Cost effectiveness of human immunodeficiency virus postexposure prophylaxis for healthcare workers.

Autor: Scheid DC; Department of Family and Preventive Medicine, College of Medicine, University of Oklahoma Health Sciences Center, Oklahoma City, USA. dewey-scheid@ouhsc.edu, Hamm RM, Stevens KW
Jazyk: angličtina
Zdroj: PharmacoEconomics [Pharmacoeconomics] 2000 Oct; Vol. 18 (4), pp. 355-68.
DOI: 10.2165/00019053-200018040-00004
Abstrakt: Objective: The United States Public Health Service (USPHS) published recommendations for human immunodeficiency virus (HIV) postexposure prophylaxis (PEP) of healthcare workers in May 1998. The aim of this study was to analyse the cost effectiveness of the USPHS PEP guidelines.
Design and Setting: This was a modelling study in the setting of the US healthcare system in 1989. The analysis was performed from the societal perspective; however, only HIV healthcare costs were considered and health-related losses of productivity were not included.
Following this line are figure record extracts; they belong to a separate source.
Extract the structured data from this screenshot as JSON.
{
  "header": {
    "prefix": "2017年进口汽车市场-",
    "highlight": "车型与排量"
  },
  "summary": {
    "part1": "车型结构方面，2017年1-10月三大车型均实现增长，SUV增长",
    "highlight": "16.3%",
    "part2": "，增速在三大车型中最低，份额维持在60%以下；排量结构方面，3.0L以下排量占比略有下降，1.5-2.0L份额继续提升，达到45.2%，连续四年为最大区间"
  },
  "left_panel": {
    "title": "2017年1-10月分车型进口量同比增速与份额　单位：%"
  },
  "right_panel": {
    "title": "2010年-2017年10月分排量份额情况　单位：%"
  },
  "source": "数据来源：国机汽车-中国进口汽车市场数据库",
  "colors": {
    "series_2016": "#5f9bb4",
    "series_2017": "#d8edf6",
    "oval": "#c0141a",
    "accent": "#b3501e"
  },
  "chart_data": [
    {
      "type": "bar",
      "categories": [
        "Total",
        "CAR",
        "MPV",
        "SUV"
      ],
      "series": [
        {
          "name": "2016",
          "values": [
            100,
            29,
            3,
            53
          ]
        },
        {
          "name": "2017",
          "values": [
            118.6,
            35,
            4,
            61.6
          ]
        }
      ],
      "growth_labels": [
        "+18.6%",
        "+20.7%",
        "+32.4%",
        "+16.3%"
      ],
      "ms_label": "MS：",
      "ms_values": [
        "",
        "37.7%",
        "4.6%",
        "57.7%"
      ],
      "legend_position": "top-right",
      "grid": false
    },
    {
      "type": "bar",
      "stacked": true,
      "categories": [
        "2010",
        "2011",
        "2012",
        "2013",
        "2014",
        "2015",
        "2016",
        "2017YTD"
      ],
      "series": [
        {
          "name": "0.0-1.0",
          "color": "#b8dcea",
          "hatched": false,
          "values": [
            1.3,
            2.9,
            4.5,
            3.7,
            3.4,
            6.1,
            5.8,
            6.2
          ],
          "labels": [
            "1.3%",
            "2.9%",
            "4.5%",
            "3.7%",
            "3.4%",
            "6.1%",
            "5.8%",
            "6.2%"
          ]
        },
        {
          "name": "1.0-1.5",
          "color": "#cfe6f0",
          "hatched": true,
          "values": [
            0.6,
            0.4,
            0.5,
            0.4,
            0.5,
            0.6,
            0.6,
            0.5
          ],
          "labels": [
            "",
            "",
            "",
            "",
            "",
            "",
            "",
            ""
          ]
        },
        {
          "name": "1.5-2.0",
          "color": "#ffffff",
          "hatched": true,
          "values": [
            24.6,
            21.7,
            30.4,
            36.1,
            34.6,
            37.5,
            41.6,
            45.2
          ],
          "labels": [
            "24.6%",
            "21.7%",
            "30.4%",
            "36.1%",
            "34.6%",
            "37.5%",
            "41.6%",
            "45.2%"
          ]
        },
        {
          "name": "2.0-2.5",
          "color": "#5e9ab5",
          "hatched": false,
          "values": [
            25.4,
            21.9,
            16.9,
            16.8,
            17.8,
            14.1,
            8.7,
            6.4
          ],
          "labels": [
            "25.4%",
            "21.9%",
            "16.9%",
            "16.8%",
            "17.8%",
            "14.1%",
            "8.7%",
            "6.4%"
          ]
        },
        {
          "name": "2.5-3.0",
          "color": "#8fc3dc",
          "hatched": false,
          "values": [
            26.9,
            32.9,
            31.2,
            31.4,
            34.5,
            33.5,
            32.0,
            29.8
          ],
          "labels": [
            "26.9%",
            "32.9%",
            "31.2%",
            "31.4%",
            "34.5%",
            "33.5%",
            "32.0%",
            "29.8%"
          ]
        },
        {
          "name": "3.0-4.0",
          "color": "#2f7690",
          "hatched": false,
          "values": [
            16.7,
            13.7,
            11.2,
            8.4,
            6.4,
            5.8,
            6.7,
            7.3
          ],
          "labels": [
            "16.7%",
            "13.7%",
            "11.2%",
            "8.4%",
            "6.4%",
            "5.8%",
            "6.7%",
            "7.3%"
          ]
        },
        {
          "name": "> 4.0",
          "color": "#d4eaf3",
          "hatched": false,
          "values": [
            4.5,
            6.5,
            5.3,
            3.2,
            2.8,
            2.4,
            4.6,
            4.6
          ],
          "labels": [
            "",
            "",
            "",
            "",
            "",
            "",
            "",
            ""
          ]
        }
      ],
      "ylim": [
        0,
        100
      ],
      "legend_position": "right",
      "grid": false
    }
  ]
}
Methods: A decision tree incorporating a Markov model was created for 4 PEP strategies: the current USPHS recommendations, triple drug therapy, zidovudine monotherapy or no prophylaxis. A probabilistic sensitivity analysis using a Monte Carlo simulation was performed. Confidence intervals (CIs) around cost-effectiveness estimates were estimated by a bootstrapping method.
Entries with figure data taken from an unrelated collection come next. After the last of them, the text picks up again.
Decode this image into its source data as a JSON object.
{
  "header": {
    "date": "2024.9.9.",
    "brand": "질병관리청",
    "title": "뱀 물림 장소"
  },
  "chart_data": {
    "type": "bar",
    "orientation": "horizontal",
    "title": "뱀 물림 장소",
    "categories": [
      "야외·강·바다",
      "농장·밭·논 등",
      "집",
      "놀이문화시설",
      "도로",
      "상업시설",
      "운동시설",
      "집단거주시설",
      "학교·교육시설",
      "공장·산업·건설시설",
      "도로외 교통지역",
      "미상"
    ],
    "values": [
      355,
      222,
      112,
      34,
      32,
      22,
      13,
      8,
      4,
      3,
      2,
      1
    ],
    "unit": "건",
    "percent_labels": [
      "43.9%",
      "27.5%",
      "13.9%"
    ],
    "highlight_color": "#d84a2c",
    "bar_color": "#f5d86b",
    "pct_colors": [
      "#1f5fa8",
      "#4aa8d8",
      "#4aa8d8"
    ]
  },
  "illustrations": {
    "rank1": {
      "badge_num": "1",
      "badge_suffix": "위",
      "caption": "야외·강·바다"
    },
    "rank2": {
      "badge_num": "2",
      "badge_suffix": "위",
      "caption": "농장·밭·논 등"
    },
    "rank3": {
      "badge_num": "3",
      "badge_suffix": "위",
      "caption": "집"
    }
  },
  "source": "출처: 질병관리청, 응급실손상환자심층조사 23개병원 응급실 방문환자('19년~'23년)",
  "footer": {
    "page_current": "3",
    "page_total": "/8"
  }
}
Results: The costs (in 1997 US dollars) per quality-adjusted life-year (QALY) save by each strategy were as follows: monotherapy $US688 (95% CI: $US624 to $US750); USPHS recommendations $US5211 (95% CI: $US5126 to $US5293); and triple drug therapy $US8827 (95% CI: $US8715 to $US8940). The marginal cost per year of life saved was: USPHS recommendations $US81 987 (95% CI: $US80 437 to $US83 689); triple drug therapy $US970 451 (95% CI: $US924 786 to $US 1 014 429). Sensitivity testing showed that estimates of the probability of seroconversion for each category of exposure were most influential, but did not change the order of strategies in the baseline analysis. With the prolonged HIV stage durations and increased costs associated with recent innovations in HIV therapy, the marginal cost effectiveness of the USPHS PEP strategy was decreased to $US62 497/QALY saved. All 3 intervention strategies were cost effective compared with no postexposure prophylaxis.
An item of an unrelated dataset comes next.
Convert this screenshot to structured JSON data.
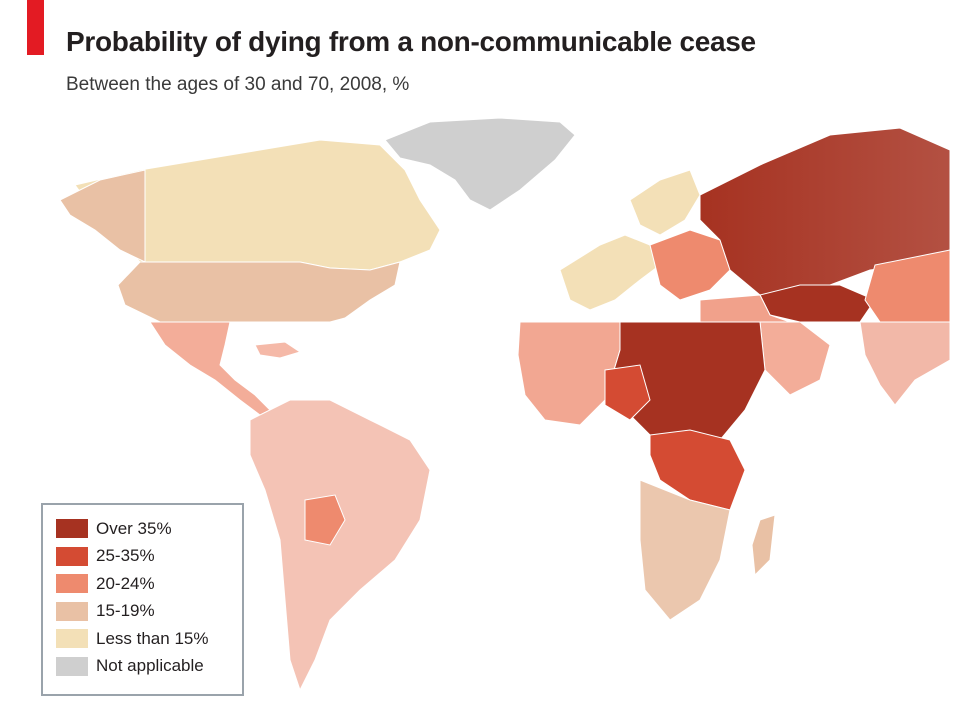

Conclusions: Current USPHS PEP recommendations are marginally cost effective compared with monotherapy, but the additional efficacy of triple drug therapy for all risk categories is rewarded by only a small reduction in HIV infections at great expense. For the foreseeable future, assuming innovations in therapy that employ expensive drug combinations earlier in the HIV disease course to extend life expectancy and the increasing prevalence of HIV drug resistance, our model supports the use of the USPHS PEP guidelines.